従来、例えば小腸などの消化器の内壁を画像診断するために消化器内の画像を撮像する内視鏡カプセルのように、撮影対象である画像を読影する者(以下「読影者」ともいう。)が判断するために多数の画像を撮像する技術が知られている。ここで、読影者は、例えば内視鏡カプセルを用いた画像診断の場合には医師である。

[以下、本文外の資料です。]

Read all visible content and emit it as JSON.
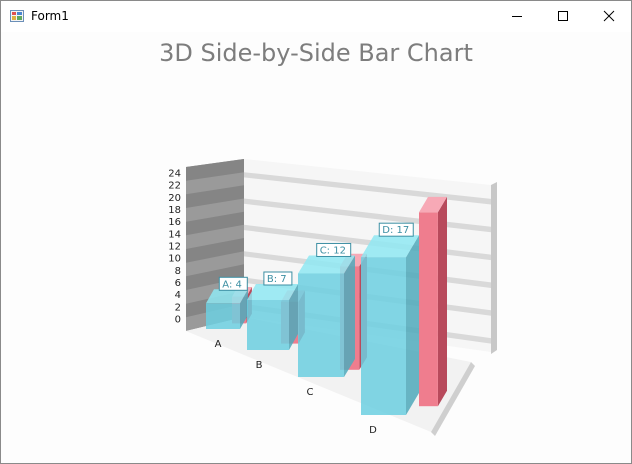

内視鏡カプセルを用いた画像診断では、通常1回の検査で5万枚から10万枚の画像が撮影される。また、内視鏡カプセルを用いた画像診断は、短時間の間隔で連続して多数の画像が撮影されるため、撮影された画像ごとの変化量は少ない。



ここで、撮影された画像には、診断対象の被写体である消化器の内壁が読影可能な可視領域と、読影不可能な不可視領域との2種類の領域に大別できる。



消化器の内壁を診断する医師は、撮影された多数の画像の中から画像診断に使用可能な画像のみを選別する。ここで、画像の選別方法としては、例えば、読影者が、画像を構成する可視領域と不可視領域とを識別して、可視領域を一定比率以上含む画像を画像診断に使用可能な画像として選別する。読影者は、選別した画像診断に使用可能な画像を用いて診断を行う。



このように、内視鏡カプセルを用いた画像診断では、画像ごとの変化量の少ない膨大な数の画像の中から、読影者が画像診断に使用可能な画像を選別して読影しなければならず、読影者の負担が極めて大きい。そのため、内視鏡カプセルを用いた画像診断では、読影者の負担軽減を目的としたコンピュータ支援システムが導入されている。



これまでにも、撮影された多数の画像を観察する読影者の負荷を軽減するための技術として、画像を構成する複数の領域のうち特定の領域を識別して表示する技術が知られている(例えば、特許文献1参照)。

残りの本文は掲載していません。